Stochastic thermodynamics provides a framework for
describing small systems embedded in a heat bath and
externally driven to non-equilibrium. Examples are colloidal
particles in time-dependent optical traps, single
biomolecules manipulated by optical tweezers or AFM tips,
and motor proteins driven by ATP excess. A first-law like
energy balance allows to identify applied work and
dissipated heat on the level of a single stochastic
trajectory. Total entropy production includes not only this
heat but also changes in entropy associated with the state
of the small system. Within such a framework, exact results
like an integral fluctuation theorem for total entropy
production valid for any initial state, any time-dependent
driving and any length of trajectories can be proven [1].
These theoretical predictions have been illustrated and
tested with experiments on a colloidal particle pushed by a
periodically modulated laser towards a surface [2]. Key
elements of this framework like a stochastic entropy can
also be applied to athermal systems as experiments on an
optically driven defect center in diamond show [3,4]. For
mechanically driven non-equilibrium steady states, the
violation of the fluctuation-dissipation theorem can be
quantified as an additive term directly related to broken
detailed balance (rather than a multiplicative effective
temperature) [5,6]. Integrated over time, a generalized
Einstein relation appears which we have recently verified
experimentally [7]. Finally, optimal protocols are derived
which (i) minimize the work required to switch from one
equilibrium state to another in finite time [8] and (ii)
maximize the power of stochastic heat engines operating
between two heat baths [9].
[1] U. Seifert, Phys. Rev. Lett. 95: 040602/1-4, 2005.

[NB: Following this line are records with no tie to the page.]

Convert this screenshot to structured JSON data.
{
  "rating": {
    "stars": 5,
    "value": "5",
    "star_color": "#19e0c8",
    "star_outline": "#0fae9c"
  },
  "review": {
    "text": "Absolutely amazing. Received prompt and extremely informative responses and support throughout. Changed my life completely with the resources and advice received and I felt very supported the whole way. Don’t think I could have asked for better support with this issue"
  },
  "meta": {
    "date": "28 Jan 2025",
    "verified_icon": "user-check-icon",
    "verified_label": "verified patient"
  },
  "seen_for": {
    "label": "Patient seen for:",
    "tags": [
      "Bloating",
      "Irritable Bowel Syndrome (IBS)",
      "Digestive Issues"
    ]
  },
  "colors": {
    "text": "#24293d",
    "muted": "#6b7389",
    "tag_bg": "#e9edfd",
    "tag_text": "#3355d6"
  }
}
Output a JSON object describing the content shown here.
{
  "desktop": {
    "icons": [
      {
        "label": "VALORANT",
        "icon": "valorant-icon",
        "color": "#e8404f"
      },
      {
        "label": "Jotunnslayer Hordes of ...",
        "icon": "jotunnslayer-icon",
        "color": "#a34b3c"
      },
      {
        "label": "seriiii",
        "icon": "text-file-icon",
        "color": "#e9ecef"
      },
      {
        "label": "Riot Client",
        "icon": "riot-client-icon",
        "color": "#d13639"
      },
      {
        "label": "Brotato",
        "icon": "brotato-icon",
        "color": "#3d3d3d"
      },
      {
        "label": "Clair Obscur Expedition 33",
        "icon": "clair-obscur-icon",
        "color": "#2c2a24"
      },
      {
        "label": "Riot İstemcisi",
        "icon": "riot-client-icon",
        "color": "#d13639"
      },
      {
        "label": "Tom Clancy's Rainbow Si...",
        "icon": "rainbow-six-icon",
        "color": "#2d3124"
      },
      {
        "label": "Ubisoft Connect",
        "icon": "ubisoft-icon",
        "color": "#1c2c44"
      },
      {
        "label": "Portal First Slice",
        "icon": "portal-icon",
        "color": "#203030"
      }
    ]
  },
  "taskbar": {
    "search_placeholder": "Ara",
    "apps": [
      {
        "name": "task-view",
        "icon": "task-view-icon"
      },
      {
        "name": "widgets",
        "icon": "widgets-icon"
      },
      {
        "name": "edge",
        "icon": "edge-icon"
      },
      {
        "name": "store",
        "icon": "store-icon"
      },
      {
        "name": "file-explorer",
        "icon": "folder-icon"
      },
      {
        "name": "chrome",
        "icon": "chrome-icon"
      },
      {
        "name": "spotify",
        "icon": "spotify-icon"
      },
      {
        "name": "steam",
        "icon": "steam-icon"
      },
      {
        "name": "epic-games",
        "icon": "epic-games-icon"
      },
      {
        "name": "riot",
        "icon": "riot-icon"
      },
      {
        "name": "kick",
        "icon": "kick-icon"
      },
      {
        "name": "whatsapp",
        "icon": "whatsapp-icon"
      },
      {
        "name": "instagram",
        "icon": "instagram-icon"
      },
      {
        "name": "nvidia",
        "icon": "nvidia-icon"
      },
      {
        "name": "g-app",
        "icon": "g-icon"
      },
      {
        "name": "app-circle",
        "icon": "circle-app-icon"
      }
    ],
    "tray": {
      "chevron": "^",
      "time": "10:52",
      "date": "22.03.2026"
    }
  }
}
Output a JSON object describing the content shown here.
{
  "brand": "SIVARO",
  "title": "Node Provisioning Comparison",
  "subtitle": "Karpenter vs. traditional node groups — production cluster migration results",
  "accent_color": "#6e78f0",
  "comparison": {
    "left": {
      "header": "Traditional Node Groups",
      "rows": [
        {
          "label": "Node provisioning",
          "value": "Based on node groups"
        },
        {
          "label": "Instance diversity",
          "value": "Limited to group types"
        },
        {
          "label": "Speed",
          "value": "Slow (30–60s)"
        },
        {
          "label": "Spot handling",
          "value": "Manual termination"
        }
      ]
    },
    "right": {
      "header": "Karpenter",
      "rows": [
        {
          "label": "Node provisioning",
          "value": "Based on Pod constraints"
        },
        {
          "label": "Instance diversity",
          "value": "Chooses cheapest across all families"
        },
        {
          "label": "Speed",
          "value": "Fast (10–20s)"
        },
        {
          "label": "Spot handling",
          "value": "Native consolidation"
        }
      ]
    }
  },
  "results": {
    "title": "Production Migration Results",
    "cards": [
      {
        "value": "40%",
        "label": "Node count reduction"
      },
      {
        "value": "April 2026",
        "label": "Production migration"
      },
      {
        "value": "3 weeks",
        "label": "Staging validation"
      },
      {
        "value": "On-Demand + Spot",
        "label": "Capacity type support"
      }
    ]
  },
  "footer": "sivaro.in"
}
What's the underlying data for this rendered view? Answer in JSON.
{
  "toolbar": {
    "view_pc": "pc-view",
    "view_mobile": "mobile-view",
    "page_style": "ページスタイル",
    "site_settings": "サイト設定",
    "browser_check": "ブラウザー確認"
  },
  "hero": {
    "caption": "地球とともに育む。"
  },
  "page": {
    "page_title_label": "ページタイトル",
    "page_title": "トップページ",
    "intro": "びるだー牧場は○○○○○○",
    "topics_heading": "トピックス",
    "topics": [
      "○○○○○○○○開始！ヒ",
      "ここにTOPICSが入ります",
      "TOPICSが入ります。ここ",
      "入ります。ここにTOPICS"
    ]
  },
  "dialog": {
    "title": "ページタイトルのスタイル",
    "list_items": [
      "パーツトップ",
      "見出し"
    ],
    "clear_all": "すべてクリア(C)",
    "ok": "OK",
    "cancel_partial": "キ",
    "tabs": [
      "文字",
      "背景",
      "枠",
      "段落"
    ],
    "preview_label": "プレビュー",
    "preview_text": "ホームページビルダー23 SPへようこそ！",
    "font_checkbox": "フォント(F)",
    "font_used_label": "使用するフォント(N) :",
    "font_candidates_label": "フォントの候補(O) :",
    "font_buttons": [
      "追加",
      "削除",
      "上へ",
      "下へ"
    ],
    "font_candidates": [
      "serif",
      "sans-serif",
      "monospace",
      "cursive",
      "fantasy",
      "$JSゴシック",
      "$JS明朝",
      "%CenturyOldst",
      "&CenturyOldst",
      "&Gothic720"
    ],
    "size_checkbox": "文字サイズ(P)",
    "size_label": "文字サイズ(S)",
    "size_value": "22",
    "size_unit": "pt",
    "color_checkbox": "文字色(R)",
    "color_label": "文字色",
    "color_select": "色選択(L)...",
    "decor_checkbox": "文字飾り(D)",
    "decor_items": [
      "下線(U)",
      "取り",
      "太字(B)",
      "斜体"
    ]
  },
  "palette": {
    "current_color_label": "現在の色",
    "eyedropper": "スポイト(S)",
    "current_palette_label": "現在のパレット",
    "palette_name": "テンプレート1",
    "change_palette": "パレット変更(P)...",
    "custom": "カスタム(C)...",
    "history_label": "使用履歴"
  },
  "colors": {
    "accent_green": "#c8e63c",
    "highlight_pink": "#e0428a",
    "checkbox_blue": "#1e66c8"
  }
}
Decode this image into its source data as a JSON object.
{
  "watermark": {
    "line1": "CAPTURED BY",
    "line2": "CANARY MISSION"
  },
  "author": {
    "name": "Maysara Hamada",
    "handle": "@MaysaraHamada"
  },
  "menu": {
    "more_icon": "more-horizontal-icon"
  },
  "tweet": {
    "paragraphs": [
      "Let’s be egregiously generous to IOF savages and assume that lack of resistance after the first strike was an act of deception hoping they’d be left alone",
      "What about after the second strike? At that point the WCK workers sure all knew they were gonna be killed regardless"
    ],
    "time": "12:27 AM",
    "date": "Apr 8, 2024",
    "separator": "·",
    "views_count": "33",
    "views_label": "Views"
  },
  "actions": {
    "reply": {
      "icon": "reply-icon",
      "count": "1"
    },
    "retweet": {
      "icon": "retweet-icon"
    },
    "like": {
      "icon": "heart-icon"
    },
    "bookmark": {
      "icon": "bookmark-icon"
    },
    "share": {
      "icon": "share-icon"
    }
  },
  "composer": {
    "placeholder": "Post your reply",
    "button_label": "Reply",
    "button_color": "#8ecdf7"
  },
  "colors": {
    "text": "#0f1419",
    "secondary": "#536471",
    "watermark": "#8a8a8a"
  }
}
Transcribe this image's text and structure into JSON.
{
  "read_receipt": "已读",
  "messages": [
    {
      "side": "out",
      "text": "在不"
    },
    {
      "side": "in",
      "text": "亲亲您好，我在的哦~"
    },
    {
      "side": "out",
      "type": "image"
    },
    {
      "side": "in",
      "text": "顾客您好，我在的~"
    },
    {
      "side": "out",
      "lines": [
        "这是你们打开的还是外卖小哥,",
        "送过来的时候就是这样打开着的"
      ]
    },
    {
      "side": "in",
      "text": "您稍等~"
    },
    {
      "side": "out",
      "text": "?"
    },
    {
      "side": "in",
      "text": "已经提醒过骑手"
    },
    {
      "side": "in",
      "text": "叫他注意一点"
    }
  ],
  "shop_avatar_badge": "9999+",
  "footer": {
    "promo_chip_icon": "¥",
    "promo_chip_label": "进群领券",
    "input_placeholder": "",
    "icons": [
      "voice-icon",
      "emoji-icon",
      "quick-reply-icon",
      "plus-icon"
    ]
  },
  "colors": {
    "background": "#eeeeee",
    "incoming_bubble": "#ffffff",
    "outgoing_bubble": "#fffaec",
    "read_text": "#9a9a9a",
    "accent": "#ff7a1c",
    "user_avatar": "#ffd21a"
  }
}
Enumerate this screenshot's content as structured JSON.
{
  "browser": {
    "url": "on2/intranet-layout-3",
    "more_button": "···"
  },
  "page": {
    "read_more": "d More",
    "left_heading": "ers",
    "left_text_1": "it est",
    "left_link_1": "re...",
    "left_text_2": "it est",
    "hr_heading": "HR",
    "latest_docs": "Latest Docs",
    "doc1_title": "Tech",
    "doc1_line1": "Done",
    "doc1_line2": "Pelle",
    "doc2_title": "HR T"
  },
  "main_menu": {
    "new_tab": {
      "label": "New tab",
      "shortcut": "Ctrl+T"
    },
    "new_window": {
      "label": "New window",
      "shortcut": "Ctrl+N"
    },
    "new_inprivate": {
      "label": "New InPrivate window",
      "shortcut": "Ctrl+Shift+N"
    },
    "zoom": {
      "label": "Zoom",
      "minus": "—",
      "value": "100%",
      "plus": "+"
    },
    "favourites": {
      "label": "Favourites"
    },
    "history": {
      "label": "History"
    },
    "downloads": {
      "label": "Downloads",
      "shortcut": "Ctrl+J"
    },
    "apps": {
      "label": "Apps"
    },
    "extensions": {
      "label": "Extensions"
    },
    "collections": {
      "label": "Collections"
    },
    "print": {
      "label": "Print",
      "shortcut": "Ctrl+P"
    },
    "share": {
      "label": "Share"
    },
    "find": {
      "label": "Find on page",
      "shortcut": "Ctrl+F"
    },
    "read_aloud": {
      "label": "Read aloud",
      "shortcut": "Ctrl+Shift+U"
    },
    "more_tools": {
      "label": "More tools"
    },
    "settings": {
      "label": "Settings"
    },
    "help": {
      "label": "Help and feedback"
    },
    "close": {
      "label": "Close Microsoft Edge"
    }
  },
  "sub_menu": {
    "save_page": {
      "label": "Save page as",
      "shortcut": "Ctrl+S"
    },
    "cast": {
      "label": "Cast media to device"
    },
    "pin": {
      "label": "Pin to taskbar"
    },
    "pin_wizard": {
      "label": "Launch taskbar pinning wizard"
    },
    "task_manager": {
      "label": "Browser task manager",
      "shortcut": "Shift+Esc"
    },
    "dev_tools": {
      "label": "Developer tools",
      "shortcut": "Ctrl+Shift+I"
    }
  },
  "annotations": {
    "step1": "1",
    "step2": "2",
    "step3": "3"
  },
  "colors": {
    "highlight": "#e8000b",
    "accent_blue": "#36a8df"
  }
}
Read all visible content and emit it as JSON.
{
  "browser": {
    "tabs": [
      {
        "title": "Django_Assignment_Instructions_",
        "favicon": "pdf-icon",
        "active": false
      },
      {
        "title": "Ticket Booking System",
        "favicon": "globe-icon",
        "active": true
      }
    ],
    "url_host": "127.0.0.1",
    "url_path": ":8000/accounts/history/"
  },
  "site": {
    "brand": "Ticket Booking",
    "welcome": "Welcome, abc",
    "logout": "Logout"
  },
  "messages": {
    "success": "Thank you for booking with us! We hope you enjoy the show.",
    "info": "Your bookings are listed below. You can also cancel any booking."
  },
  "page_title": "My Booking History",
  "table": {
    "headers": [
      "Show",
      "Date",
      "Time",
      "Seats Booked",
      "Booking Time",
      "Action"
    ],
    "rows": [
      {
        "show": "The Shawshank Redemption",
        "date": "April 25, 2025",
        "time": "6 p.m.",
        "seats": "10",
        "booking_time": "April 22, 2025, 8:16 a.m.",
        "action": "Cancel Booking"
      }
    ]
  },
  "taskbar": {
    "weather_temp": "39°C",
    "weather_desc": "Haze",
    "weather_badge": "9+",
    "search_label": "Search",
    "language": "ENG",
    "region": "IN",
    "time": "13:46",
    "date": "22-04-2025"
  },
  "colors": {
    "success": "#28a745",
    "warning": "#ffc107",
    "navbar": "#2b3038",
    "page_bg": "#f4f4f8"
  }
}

[2] V. Blickle, T. Speck, L. Helden, U. Seifert, and C.
Bechinger,
Phys. Rev. Lett. 96: 070603/1-4, 2006.
[3] S. Schuler, T. Speck, C. Tietz, J. Wrachtrup, and U.
Seifert,
Phys. Rev. Lett. 94: 180602/1-4, 2005.
[4] C. Tietz, S. Schuler, T. Speck, U. Seifert, and J.
Wrachtrup,
Phys. Rev. Lett. 97: 050602/1-4, 2006.
[5] T. Speck and U. Seifert, Europhys. Lett. 74: 391-396, 2006.
[6] U. Seifert and T. Speck, EPL, in press, 2010.
[7] V. Blickle, T. Speck, C. Lutz, U. Seifert, and C. Bechinger.
Phys. Rev. Lett., 210601/1-4, 2007.
[8] T. Schmiedl and U. Seifert, Phys. Rev. Lett, 98:
108301/1-4, 2007.
[9] T. Schmiedl and U. Seifert, EPL 81, 20003, 2008.